Jeffrey Baum

PPF, Inc. mourns the loss of recipient, “Jeff Baum” on April 28, 2016.  We are saddened by his passing and send prayers of peace comfort to his family and friends.

 

Jeff’s Bio:

Jeffrey Baum was born on March 21, 1963 in Latrobe, PA with Spina Bifida. This birth defect occurs when the bones of the spine do not form properly around part of the spinal cord. From birth to early childhood Jeff went through multiple surgeries to try to correct different problems, eventually leaving him to rely on crutches and leg braces to walk. Jeff is not only a son, brother, uncle and a great friend, he is also one of the most strong-willed and independent individuals you’ll ever meet. He never let his physical handicap hold him back from living life to the fullest, thanks to his determination. Considering his independence, the challenges caused by Spina Bifida did not stop him from the things anyone would want out of life. He attended public schools instead of a special needs school, drove vehicles that aren’t handicap equipped, hung out with friends, and the list goes on and on.

Some of Jeff’s favorite pastimes and interests were attending NASCAR races (especially Dover…Go Tony Stewart!!) and classic car shows, vacationing in Ocean City, MD, gardening and visiting family members – especially on holidays and other special occasions. He also loves the Pittsburgh Steelers, Pittsburgh Pirates and a new recent favorite, the Baltimore Orioles. Yes, he is definitely a car and sports fanatic!

Jeff has worked and provided for himself his entire life. Due to his cancer battle journey, he was forced to take an early medical retirement in November 2014. He had a very successful career with the same employer for over 28 years. He purchased his home in Shady Side, MD in 1994 located less than a block away from the bay. Unfortunately in 2003 he lost his house to Hurricane Isabel. He overcame this tragedy when a new house was rebuilt in 2005 after a year and a half long ordeal with FEMA and mortgage lenders. Now being confined to his home, he is missing out on a lot of things he enjoys doing; no more weekend getaways at his sister’s house, no more trips to Ocean City, no more NASCAR races in Delaware and even a short drive to some of his favorite restaurants on the bay (only minutes away) are a huge discomfort for him.

Because of the difficulties due to Spina Bifida, Jeff acquired multiple sores on his legs and pelvic area.

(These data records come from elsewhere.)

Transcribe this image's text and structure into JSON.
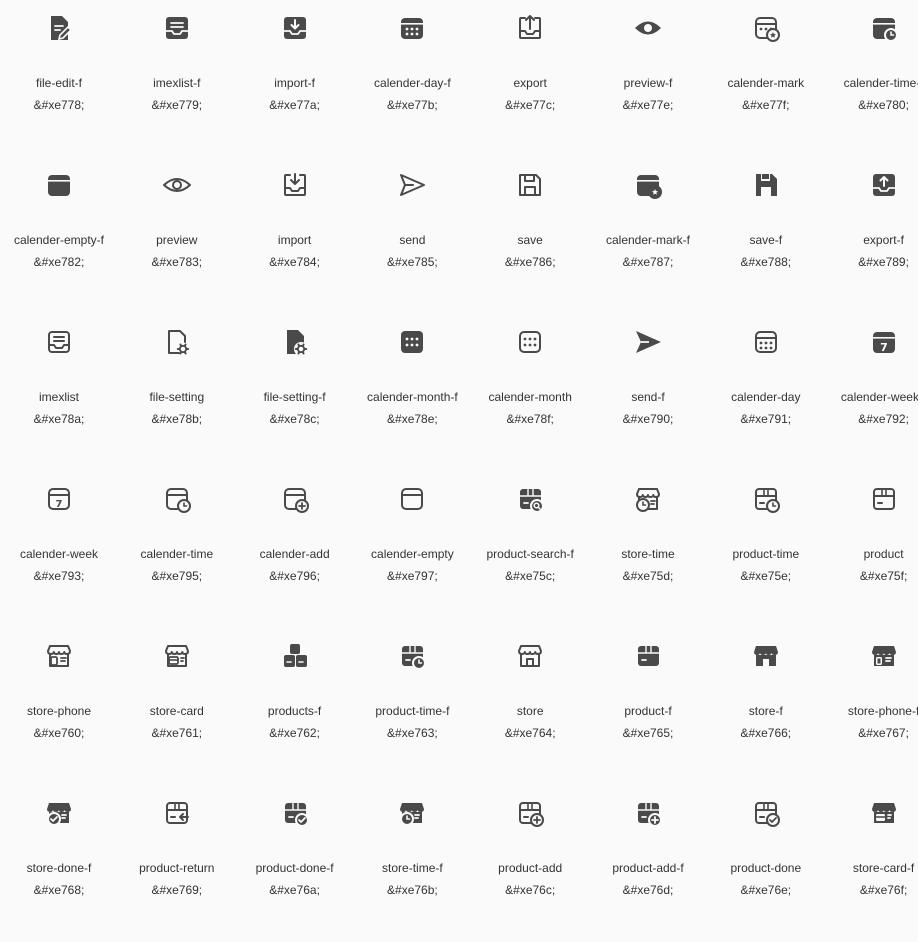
{
  "colors": {
    "icon": "#4a4a4a",
    "text": "#333333",
    "background": "#fafafa"
  },
  "icons": [
    {
      "name": "file-edit-f",
      "code": "&#xe778;",
      "glyph": "file-edit-f-icon"
    },
    {
      "name": "imexlist-f",
      "code": "&#xe779;",
      "glyph": "imexlist-f-icon"
    },
    {
      "name": "import-f",
      "code": "&#xe77a;",
      "glyph": "import-f-icon"
    },
    {
      "name": "calender-day-f",
      "code": "&#xe77b;",
      "glyph": "calender-day-f-icon"
    },
    {
      "name": "export",
      "code": "&#xe77c;",
      "glyph": "export-icon"
    },
    {
      "name": "preview-f",
      "code": "&#xe77e;",
      "glyph": "preview-f-icon"
    },
    {
      "name": "calender-mark",
      "code": "&#xe77f;",
      "glyph": "calender-mark-icon"
    },
    {
      "name": "calender-time-f",
      "code": "&#xe780;",
      "glyph": "calender-time-f-icon"
    },
    {
      "name": "calender-empty-f",
      "code": "&#xe782;",
      "glyph": "calender-empty-f-icon"
    },
    {
      "name": "preview",
      "code": "&#xe783;",
      "glyph": "preview-icon"
    },
    {
      "name": "import",
      "code": "&#xe784;",
      "glyph": "import-icon"
    },
    {
      "name": "send",
      "code": "&#xe785;",
      "glyph": "send-icon"
    },
    {
      "name": "save",
      "code": "&#xe786;",
      "glyph": "save-icon"
    },
    {
      "name": "calender-mark-f",
      "code": "&#xe787;",
      "glyph": "calender-mark-f-icon"
    },
    {
      "name": "save-f",
      "code": "&#xe788;",
      "glyph": "save-f-icon"
    },
    {
      "name": "export-f",
      "code": "&#xe789;",
      "glyph": "export-f-icon"
    },
    {
      "name": "imexlist",
      "code": "&#xe78a;",
      "glyph": "imexlist-icon"
    },
    {
      "name": "file-setting",
      "code": "&#xe78b;",
      "glyph": "file-setting-icon"
    },
    {
      "name": "file-setting-f",
      "code": "&#xe78c;",
      "glyph": "file-setting-f-icon"
    },
    {
      "name": "calender-month-f",
      "code": "&#xe78e;",
      "glyph": "calender-month-f-icon"
    },
    {
      "name": "calender-month",
      "code": "&#xe78f;",
      "glyph": "calender-month-icon"
    },
    {
      "name": "send-f",
      "code": "&#xe790;",
      "glyph": "send-f-icon"
    },
    {
      "name": "calender-day",
      "code": "&#xe791;",
      "glyph": "calender-day-icon"
    },
    {
      "name": "calender-week-f",
      "code": "&#xe792;",
      "glyph": "calender-week-f-icon"
    },
    {
      "name": "calender-week",
      "code": "&#xe793;",
      "glyph": "calender-week-icon"
    },
    {
      "name": "calender-time",
      "code": "&#xe795;",
      "glyph": "calender-time-icon"
    },
    {
      "name": "calender-add",
      "code": "&#xe796;",
      "glyph": "calender-add-icon"
    },
    {
      "name": "calender-empty",
      "code": "&#xe797;",
      "glyph": "calender-empty-icon"
    },
    {
      "name": "product-search-f",
      "code": "&#xe75c;",
      "glyph": "product-search-f-icon"
    },
    {
      "name": "store-time",
      "code": "&#xe75d;",
      "glyph": "store-time-icon"
    },
    {
      "name": "product-time",
      "code": "&#xe75e;",
      "glyph": "product-time-icon"
    },
    {
      "name": "product",
      "code": "&#xe75f;",
      "glyph": "product-icon"
    },
    {
      "name": "store-phone",
      "code": "&#xe760;",
      "glyph": "store-phone-icon"
    },
    {
      "name": "store-card",
      "code": "&#xe761;",
      "glyph": "store-card-icon"
    },
    {
      "name": "products-f",
      "code": "&#xe762;",
      "glyph": "products-f-icon"
    },
    {
      "name": "product-time-f",
      "code": "&#xe763;",
      "glyph": "product-time-f-icon"
    },
    {
      "name": "store",
      "code": "&#xe764;",
      "glyph": "store-icon"
    },
    {
      "name": "product-f",
      "code": "&#xe765;",
      "glyph": "product-f-icon"
    },
    {
      "name": "store-f",
      "code": "&#xe766;",
      "glyph": "store-f-icon"
    },
    {
      "name": "store-phone-f",
      "code": "&#xe767;",
      "glyph": "store-phone-f-icon"
    },
    {
      "name": "store-done-f",
      "code": "&#xe768;",
      "glyph": "store-done-f-icon"
    },
    {
      "name": "product-return",
      "code": "&#xe769;",
      "glyph": "product-return-icon"
    },
    {
      "name": "product-done-f",
      "code": "&#xe76a;",
      "glyph": "product-done-f-icon"
    },
    {
      "name": "store-time-f",
      "code": "&#xe76b;",
      "glyph": "store-time-f-icon"
    },
    {
      "name": "product-add",
      "code": "&#xe76c;",
      "glyph": "product-add-icon"
    },
    {
      "name": "product-add-f",
      "code": "&#xe76d;",
      "glyph": "product-add-f-icon"
    },
    {
      "name": "product-done",
      "code": "&#xe76e;",
      "glyph": "product-done-icon"
    },
    {
      "name": "store-card-f",
      "code": "&#xe76f;",
      "glyph": "store-card-f-icon"
    }
  ]
}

These sores unfortunately worsened and required immediate surgery at University of Maryland Shock Trauma on February 2, 2014. After hospitalization, rehabilitation and further testing, Jeff was diagnosed with squamous cell carcinoma (cancer), covering an extremely large area on his left thigh. For a year and a half, his doctors have been doing aggressive infusion treatments of CITUXAMAB, given every two weeks. He also underwent multiple debridement surgeries of the wound and was given radiation treatments, which in turn caused the affected area to become much larger. Results were very slow and in September 2015 his doctors placed him on an experimental treatment program which consists of infusion treatments of KEYTRUDA. This drug is not only very expensive, but will only continue through February 2016.

Jeff lives at home alone, where a wound nurse must visit him daily to clean and bandage the affected area on his leg. He also requires transportation to and from the University of Maryland Hospital (in Baltimore) for infusion treatments, tests, biopsies and doctor appointments. Since starting the KEYTRUDA treatments, he has lost most of his physical strength; therefore making long car rides (to and from the hospital) quite uncomfortable. Even small everyday menial tasks around the house are becoming extremely difficult.

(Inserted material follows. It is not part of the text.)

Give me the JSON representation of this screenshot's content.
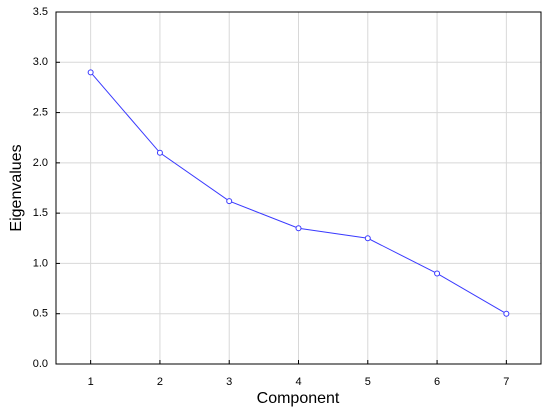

Although Jeff has been a trooper his entire life, the medical expenses and related problems are overtaking his ability to cope with them. We are asking that you see it in your heart to help Jeff the best you can with donations to this fundraiser.

God bless and thank you!

*Spina Bifida: A birth defect in which a developing baby’s spinal cord fails to develop properly, leaving the lower half of the body with very little to almost no feeling. Cannot be cured but treatment can help. There are a few different types of Spina Bifida, but Jeff has this type where there is little to no feeling from the waist down.